BEIJING — China’s state-owned margin trading service provider will support the tumbling stock market by increasing share purchase and offering brokers liquidity aid, the country’s top securities watchdog said on July 8.
China Securities Finance Corporation Limited (CSF) will purchase more shares of small- and medium-sized listed companies to ease stock market liquidity, said Deng Ge, a spokesperson for the China Securities Regulatory Commission (CSRC).
The CSF will also continue to maintain the stability of blue chip stock prices and offered 260 billion yuan ($41.89 billion) of stock-secured credit for 21 brokerage firms to conduct self-run share purchasing on the market on July 8, Deng said.

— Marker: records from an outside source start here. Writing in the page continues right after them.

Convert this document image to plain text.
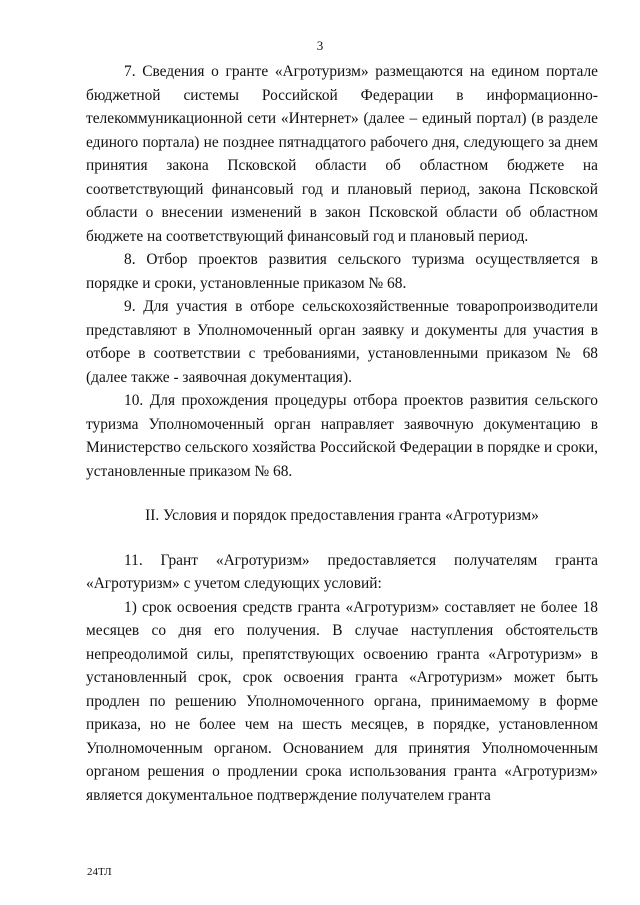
3

7. Сведения о гранте «Агротуризм» размещаются на едином портале бюджетной системы Российской Федерации в информационно-телекоммуникационной сети «Интернет» (далее – единый портал) (в разделе единого портала) не позднее пятнадцатого рабочего дня, следующего за днем принятия закона Псковской области об областном бюджете на соответствующий финансовый год и плановый период, закона Псковской области о внесении изменений в закон Псковской области об областном бюджете на соответствующий финансовый год и плановый период.

8. Отбор проектов развития сельского туризма осуществляется в порядке и сроки, установленные приказом № 68.

9. Для участия в отборе сельскохозяйственные товаропроизводители представляют в Уполномоченный орган заявку и документы для участия в отборе в соответствии с требованиями, установленными приказом № 68 (далее также - заявочная документация).

10. Для прохождения процедуры отбора проектов развития сельского туризма Уполномоченный орган направляет заявочную документацию в Министерство сельского хозяйства Российской Федерации в порядке и сроки, установленные приказом № 68.

II. Условия и порядок предоставления гранта «Агротуризм»

11. Грант «Агротуризм» предоставляется получателям гранта «Агротуризм» с учетом следующих условий:

1) срок освоения средств гранта «Агротуризм» составляет не более 18 месяцев со дня его получения. В случае наступления обстоятельств непреодолимой силы, препятствующих освоению гранта «Агротуризм» в установленный срок, срок освоения гранта «Агротуризм» может быть продлен по решению Уполномоченного органа, принимаемому в форме приказа, но не более чем на шесть месяцев, в порядке, установленном Уполномоченным органом. Основанием для принятия Уполномоченным органом решения о продлении срока использования гранта «Агротуризм» является документальное подтверждение получателем гранта

24ТЛ
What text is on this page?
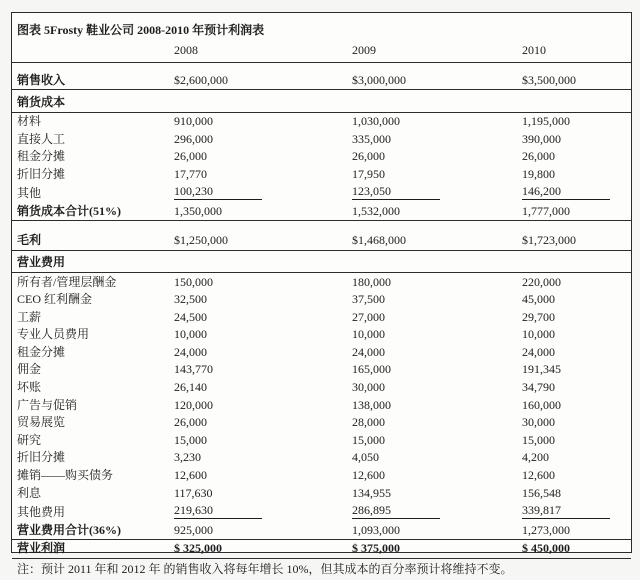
图表 5Frosty 鞋业公司 2008-2010 年预计利润表
2008	2009	2010
销售收入	$2,600,000	$3,000,000	$3,500,000
销货成本
材料	910,000	1,030,000	1,195,000
直接人工	296,000	335,000	390,000
租金分摊	26,000	26,000	26,000
折旧分摊	17,770	17,950	19,800
其他	100,230	123,050	146,200
销货成本合计(51%)	1,350,000	1,532,000	1,777,000
毛利	$1,250,000	$1,468,000	$1,723,000
营业费用
所有者/管理层酬金	150,000	180,000	220,000
CEO 红利酬金	32,500	37,500	45,000
工薪	24,500	27,000	29,700
专业人员费用	10,000	10,000	10,000
租金分摊	24,000	24,000	24,000
佣金	143,770	165,000	191,345
坏账	26,140	30,000	34,790
广告与促销	120,000	138,000	160,000
贸易展览	26,000	28,000	30,000
研究	15,000	15,000	15,000
折旧分摊	3,230	4,050	4,200
摊销——购买债务	12,600	12,600	12,600
利息	117,630	134,955	156,548
其他费用	219,630	286,895	339,817
营业费用合计(36%)	925,000	1,093,000	1,273,000
营业利润	$ 325,000	$ 375,000	$ 450,000
注：预计 2011 年和 2012 年 的销售收入将每年增长 10%，但其成本的百分率预计将维持不变。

The moves are aimed at helping market transactions resume as normal as “investors’ panic and irrational sell-offs caused a liquidity strain on the stock market,” according to Deng.
China’s stock market has been in a downward spiral since hitting a peak in June, with the benchmark Shanghai Composite Index shedding more than 30 percent.
The government has rolled out a streak of supportive measures, including asking 21 major securities brokers to spend 128 billion yuan on exchange traded funds (ETF) that track the performance of blue chip stocks on July 6.
Those brokers are in normal and sound operation with plenty of capital and liquidity, Deng said, noting that the CSF will provide ample liquidity support for them.
The total net assets of the 21 securities firms now exceeds 800 billion yuan, while their combined net capital and high-quality liquid assets both stand above 600 billion yuan, he said.
The CSF is the only company in China that provides margin financing for securities firms. Its shareholders include the Shanghai and Shenzhen stock exchanges, several futures and commodity exchanges, as well as the China Securities Depository and Clearing Co., Ltd.